C'est en fonction de ce plan que le Conseil régional de développement (CRD) de l'Estrie répartit le fonds d'aide au développement qu'il gère dans la région. En quatre ans, le CRD a versé 10 millions de dollars à une centaine de projets de développement dont les investissements ont atteint plus de 50 millions de dollars. D'autres organismes de développement, comme par exemple les corporations de développement économique, s'inspirent fortement du plan stratégique régional pour financer et offrir des services d'aide spécialisés à des projets de développement dans la région.

Tous dans la même direction

Soulignons ici que, dans la foulée de sa nouvelle politique de régionalisation, le gouvernement du Québec harmonisera bientôt les actions de ses ministères en région avec celles des organismes locaux et régionaux de développement. La nouvelle politique tiendra également compte de l'économie sociale, celle-ci offrant des perspectives d'emplois plus qu'intéressantes.

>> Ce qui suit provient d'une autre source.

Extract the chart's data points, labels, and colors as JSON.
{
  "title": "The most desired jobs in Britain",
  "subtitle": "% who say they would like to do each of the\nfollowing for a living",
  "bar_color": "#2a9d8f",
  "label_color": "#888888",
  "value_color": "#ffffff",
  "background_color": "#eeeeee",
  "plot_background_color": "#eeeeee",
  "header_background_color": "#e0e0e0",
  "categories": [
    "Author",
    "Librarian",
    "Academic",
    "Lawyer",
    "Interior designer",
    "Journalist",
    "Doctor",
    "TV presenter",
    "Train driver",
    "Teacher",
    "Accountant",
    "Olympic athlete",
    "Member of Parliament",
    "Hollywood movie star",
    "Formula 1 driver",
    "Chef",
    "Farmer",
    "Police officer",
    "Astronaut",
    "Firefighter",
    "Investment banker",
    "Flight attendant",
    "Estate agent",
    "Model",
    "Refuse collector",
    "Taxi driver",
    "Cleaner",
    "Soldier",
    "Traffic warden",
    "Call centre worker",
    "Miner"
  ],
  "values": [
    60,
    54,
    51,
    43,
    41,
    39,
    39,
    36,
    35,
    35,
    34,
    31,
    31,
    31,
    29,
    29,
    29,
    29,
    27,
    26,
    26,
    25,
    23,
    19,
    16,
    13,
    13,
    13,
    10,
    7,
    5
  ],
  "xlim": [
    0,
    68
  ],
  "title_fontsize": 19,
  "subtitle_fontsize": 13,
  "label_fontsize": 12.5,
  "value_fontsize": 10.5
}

Plusieurs regroupements de partenaires, eux aussi inspirés par le plan stratégique régional, ont vu le jour dans des champs d'activités précis, afin de rendre cohérentes et efficaces leurs actions dans le milieu. Mentionnons tout d'abord le Groupe d'action pour l'avancement technologique de l'Estrie (GATE), qui vise à développer la R-D, promouvoir les industries de pointe dans des créneaux spécialisés et favoriser les échanges technologiques entre les entreprises. Il y a également la Table régionale de la formation professionnelle et technique qui a été créée, avec le mandat d'établir une offre intégrée de formation professionnelle et technique en Estrie afin que les entreprises puissent mieux se prévaloir des services de ce secteur. Pour sa part, le Groupe du financement en Estrie cherche à favoriser la concertation et l'entraide entre les sociétés de capital de développement pour la préparation, l'analyse et le suivi des dossiers de financement. Enfin, Estrie international 2007 veut rendre accessibles les ressources spécialisées et l'information nécessaire pour soutenir les entreprises qui veulent exporter à l'étranger.

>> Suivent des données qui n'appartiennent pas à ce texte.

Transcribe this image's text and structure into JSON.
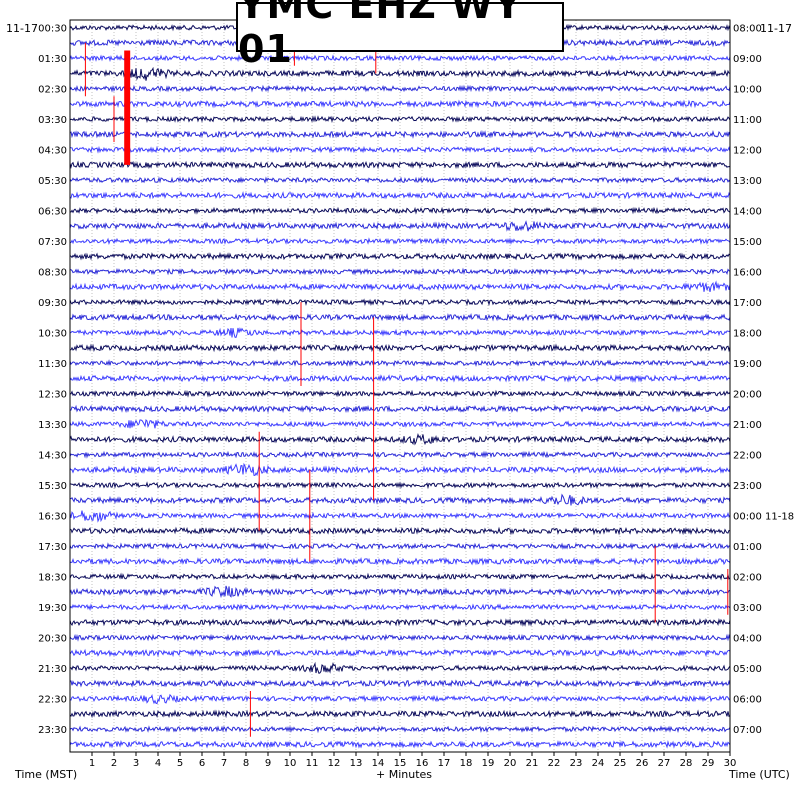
{
  "chart_data": {
    "type": "line",
    "title": "YMC EHZ WY 01",
    "date_left": "11-17",
    "date_right": "11-17",
    "xlabel": "+ Minutes",
    "ylabel_left": "Time (MST)",
    "ylabel_right": "Time (UTC)",
    "xlim": [
      0,
      30
    ],
    "x_ticks": [
      "1",
      "2",
      "3",
      "4",
      "5",
      "6",
      "7",
      "8",
      "9",
      "10",
      "11",
      "12",
      "13",
      "14",
      "15",
      "16",
      "17",
      "18",
      "19",
      "20",
      "21",
      "22",
      "23",
      "24",
      "25",
      "26",
      "27",
      "28",
      "29",
      "30"
    ],
    "left_labels": [
      "00:30",
      "01:30",
      "02:30",
      "03:30",
      "04:30",
      "05:30",
      "06:30",
      "07:30",
      "08:30",
      "09:30",
      "10:30",
      "11:30",
      "12:30",
      "13:30",
      "14:30",
      "15:30",
      "16:30",
      "17:30",
      "18:30",
      "19:30",
      "20:30",
      "21:30",
      "22:30",
      "23:30"
    ],
    "right_labels": [
      "08:00",
      "09:00",
      "10:00",
      "11:00",
      "12:00",
      "13:00",
      "14:00",
      "15:00",
      "16:00",
      "17:00",
      "18:00",
      "19:00",
      "20:00",
      "21:00",
      "22:00",
      "23:00",
      "00:00 11-18",
      "01:00",
      "02:00",
      "03:00",
      "04:00",
      "05:00",
      "06:00",
      "07:00"
    ],
    "trace_count": 48,
    "colors": {
      "navy": "#0a0a5a",
      "blue": "#2a2ad8",
      "bright": "#3c3cff",
      "event": "#ff0000"
    },
    "red_events": [
      {
        "minute": 2.6,
        "from": 2.0,
        "to": 9.5,
        "bold": true
      },
      {
        "minute": 0.7,
        "from": 1.5,
        "to": 5.0
      },
      {
        "minute": 2.0,
        "from": 5.0,
        "to": 8.0
      },
      {
        "minute": 10.2,
        "from": 0.3,
        "to": 3.0
      },
      {
        "minute": 10.5,
        "from": 18.5,
        "to": 24.0
      },
      {
        "minute": 13.9,
        "from": 1.0,
        "to": 3.5
      },
      {
        "minute": 13.8,
        "from": 19.5,
        "to": 31.5
      },
      {
        "minute": 8.6,
        "from": 27.0,
        "to": 33.5
      },
      {
        "minute": 10.9,
        "from": 29.5,
        "to": 35.5
      },
      {
        "minute": 26.6,
        "from": 34.5,
        "to": 39.5
      },
      {
        "minute": 8.2,
        "from": 44.0,
        "to": 47.0
      },
      {
        "minute": 29.9,
        "from": 36.0,
        "to": 39.0
      }
    ],
    "noise_bursts": [
      {
        "trace": 3,
        "minute": 3.5,
        "amp": 5
      },
      {
        "trace": 13,
        "minute": 20.5,
        "amp": 4
      },
      {
        "trace": 27,
        "minute": 16.0,
        "amp": 3
      },
      {
        "trace": 26,
        "minute": 3.3,
        "amp": 4
      },
      {
        "trace": 29,
        "minute": 8.0,
        "amp": 5
      },
      {
        "trace": 31,
        "minute": 22.5,
        "amp": 4
      },
      {
        "trace": 32,
        "minute": 1.0,
        "amp": 5
      },
      {
        "trace": 37,
        "minute": 7.0,
        "amp": 4
      },
      {
        "trace": 42,
        "minute": 11.5,
        "amp": 4
      },
      {
        "trace": 44,
        "minute": 4.0,
        "amp": 3
      },
      {
        "trace": 17,
        "minute": 29.0,
        "amp": 3
      },
      {
        "trace": 20,
        "minute": 7.5,
        "amp": 3
      }
    ]
  }
}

L'avenir : dans les mains des entreprises

Somme toute, par la diversité de ses ressources, son dynamisme d'affaires et son ouverture à l'égard de la concertation, l'Estrie a pu se tailler une place notable dans le vaste marché économique d'aujourd'hui. Une place d'autant plus appréciable qu'elle a réussi à maintenir, depuis le début de la reprise économique, un taux de chômage en-dessous de la moyenne québécoise.

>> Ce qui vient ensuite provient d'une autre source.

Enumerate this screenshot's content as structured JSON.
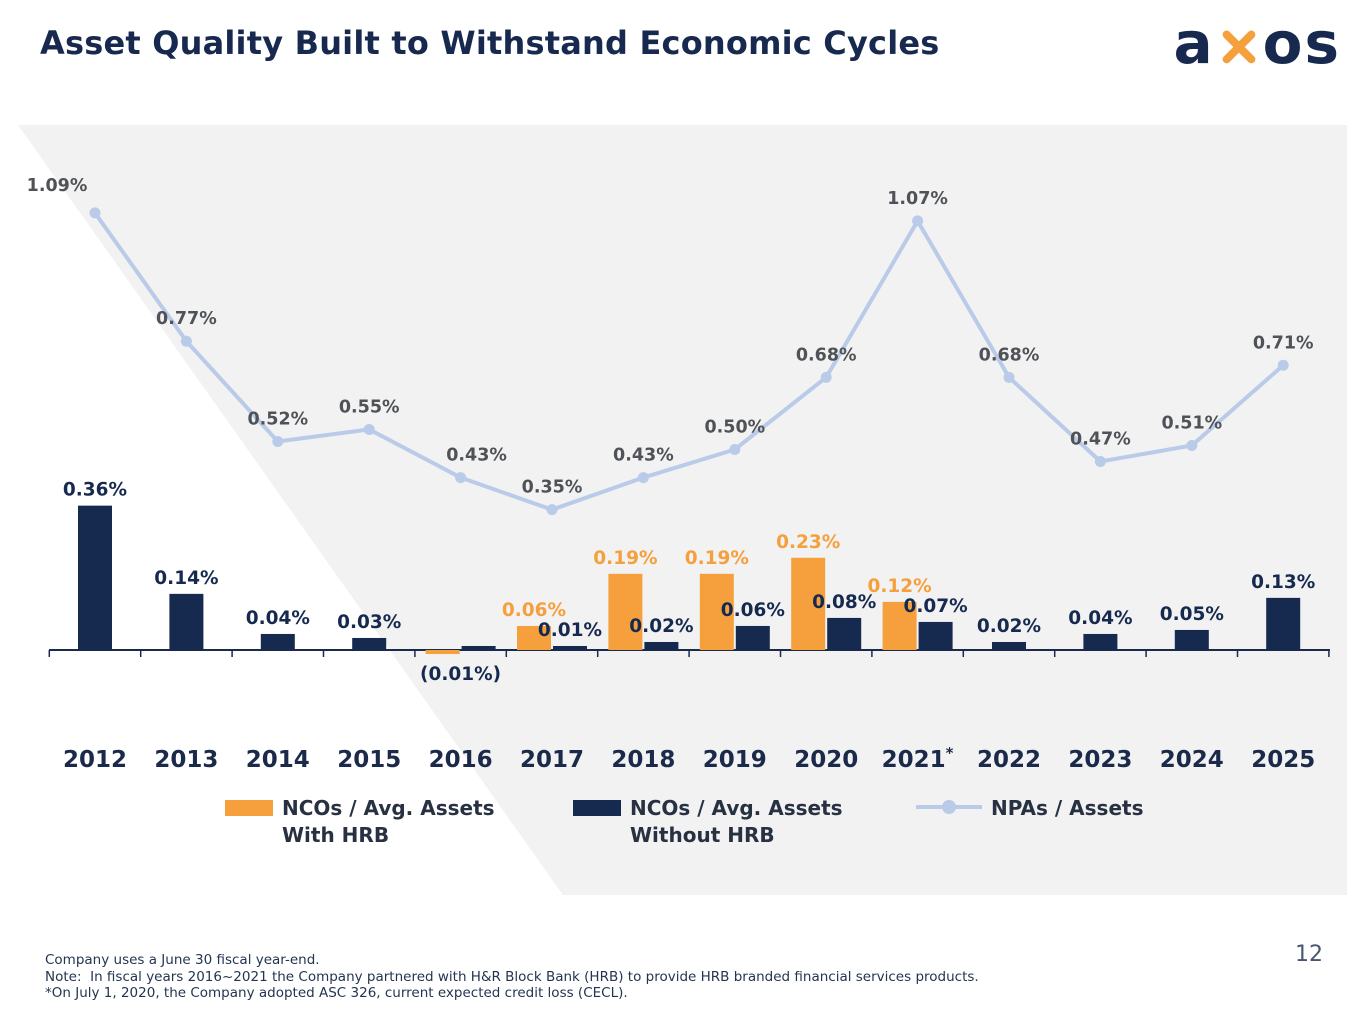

La région a en main les atouts nécessaires pour affronter le monde économique de demain. Avec l'esprit d'entreprise et de collaboration qui les caractérise, les Estriennes et Estriens sauront sûrement en tirer le meilleur parti.

*Titulaire d'un baccalauréat en économique, obtenu en 1988, Diane Boilard a par la suite poursuivi ses études à l'Université Laval où elle a complété une maîtrise en aménagement du territoire et développement régional. Elle est maintenant agente de recherche au Conseil régional de développement de l'Estrie.